Now that you have tracing setup, all invocations of your client and server will be streamed to Phoenix for observability and evaluation, and connected in the platform.

Resources

  • End to end example

  • OpenInference package

Sign up for Phoenix:

  1. Sign up for an Arize Phoenix account at https://app.phoenix.arize.com/login

  2. Click Create Space, then follow the prompts to create and launch your space.

Install packages:

pip install arize-phoenix-otel

Set your Phoenix endpoint and API Key:

From your new Phoenix Space

  1. Create your API key from the Settings page

  2. Copy your Hostname from the Settings page

  3. In your code, set your endpoint and API key:

import os

os.environ["PHOENIX_API_KEY"] = "ADD YOUR PHOENIX API KEY"
os.environ["PHOENIX_COLLECTOR_ENDPOINT"] = "ADD YOUR PHOENIX HOSTNAME"

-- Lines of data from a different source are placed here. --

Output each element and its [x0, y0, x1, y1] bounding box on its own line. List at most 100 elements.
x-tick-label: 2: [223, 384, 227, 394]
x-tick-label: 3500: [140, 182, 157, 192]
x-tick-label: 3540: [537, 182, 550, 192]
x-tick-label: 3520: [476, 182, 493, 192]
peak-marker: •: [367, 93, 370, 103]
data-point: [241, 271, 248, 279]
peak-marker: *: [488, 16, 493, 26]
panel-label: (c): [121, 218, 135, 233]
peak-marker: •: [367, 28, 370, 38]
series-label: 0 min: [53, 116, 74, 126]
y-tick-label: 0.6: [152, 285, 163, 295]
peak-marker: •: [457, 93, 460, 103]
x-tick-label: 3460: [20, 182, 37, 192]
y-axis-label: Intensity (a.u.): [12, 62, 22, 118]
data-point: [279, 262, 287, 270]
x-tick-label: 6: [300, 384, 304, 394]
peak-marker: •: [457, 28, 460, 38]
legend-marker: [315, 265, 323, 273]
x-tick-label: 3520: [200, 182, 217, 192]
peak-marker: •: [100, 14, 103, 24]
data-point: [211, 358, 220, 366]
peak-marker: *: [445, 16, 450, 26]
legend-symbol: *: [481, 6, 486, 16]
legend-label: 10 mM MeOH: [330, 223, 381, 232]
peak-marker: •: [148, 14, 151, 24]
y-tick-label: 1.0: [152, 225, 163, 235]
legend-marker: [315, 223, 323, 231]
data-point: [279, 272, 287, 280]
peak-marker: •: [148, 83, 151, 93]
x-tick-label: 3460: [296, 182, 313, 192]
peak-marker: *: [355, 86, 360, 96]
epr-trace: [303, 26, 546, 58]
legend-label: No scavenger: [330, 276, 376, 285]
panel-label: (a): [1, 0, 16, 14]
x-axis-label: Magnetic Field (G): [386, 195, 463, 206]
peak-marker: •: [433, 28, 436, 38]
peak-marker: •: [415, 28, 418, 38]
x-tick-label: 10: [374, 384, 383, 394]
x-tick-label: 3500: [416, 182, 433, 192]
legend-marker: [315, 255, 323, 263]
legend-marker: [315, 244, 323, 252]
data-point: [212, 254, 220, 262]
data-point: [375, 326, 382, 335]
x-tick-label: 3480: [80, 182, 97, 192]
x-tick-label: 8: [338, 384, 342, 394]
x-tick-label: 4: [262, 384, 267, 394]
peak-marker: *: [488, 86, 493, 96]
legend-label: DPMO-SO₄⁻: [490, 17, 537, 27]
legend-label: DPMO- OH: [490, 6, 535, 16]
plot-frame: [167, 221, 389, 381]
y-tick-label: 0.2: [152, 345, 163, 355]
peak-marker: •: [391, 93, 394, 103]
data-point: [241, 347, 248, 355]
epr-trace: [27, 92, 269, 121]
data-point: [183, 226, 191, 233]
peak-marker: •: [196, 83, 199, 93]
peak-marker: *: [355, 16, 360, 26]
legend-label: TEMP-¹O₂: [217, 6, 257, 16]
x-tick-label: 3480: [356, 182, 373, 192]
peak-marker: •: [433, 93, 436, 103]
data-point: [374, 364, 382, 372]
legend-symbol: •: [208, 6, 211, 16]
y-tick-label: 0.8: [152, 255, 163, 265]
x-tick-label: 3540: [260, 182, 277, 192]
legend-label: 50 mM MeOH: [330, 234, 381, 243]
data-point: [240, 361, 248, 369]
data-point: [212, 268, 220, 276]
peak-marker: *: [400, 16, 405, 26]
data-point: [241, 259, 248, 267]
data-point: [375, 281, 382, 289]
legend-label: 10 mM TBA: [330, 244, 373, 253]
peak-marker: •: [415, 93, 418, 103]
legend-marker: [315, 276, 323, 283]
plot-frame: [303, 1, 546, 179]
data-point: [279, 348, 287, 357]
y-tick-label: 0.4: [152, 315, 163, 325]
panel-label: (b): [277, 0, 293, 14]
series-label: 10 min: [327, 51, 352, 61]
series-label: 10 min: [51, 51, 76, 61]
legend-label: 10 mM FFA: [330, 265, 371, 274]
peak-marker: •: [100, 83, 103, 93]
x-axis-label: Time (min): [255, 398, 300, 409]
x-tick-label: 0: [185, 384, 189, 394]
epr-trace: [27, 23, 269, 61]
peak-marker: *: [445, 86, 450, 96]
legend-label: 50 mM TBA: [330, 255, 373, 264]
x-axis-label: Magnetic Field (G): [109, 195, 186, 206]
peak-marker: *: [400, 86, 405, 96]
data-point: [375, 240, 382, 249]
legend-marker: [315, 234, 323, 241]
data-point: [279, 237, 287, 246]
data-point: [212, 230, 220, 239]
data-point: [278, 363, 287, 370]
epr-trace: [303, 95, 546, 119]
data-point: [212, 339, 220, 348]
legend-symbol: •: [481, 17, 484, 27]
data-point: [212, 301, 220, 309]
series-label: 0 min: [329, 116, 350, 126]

# If you created your Phoenix Cloud instance before June 24th, 2025,
# you also need to set the API key as a header:
# os.environ["PHOENIX_CLIENT_HEADERS"] = f"api_key={os.getenv('PHOENIX_API_KEY')}"

Having trouble finding your endpoint? Check out Finding your Phoenix Endpoint

Launch your local Phoenix instance:

pip install arize-phoenix
phoenix serve

For details on customizing a local terminal deployment, see Terminal Setup.

Install packages:

pip install arize-phoenix-otel

Set your Phoenix endpoint:

import os

os.environ["PHOENIX_COLLECTOR_ENDPOINT"] = "http://localhost:6006"

See Terminal for more details.

Pull latest Phoenix image from Docker Hub:

docker pull arizephoenix/phoenix:latest

Run your containerized instance:

docker run -p 6006:6006 arizephoenix/phoenix:latest

This will expose the Phoenix on localhost:6006

Install packages:

pip install arize-phoenix-otel

Set your Phoenix endpoint:

import os

os.environ["PHOENIX_COLLECTOR_ENDPOINT"] = "http://localhost:6006"

For more info on using Phoenix with Docker, see Docker.

Install packages:

pip install arize-phoenix

Launch Phoenix:

import phoenix as px
px.launch_app()

By default, notebook instances do not have persistent storage, so your traces will disappear after the notebook is closed. See self-hosting or use one of the other deployment options to retain traces.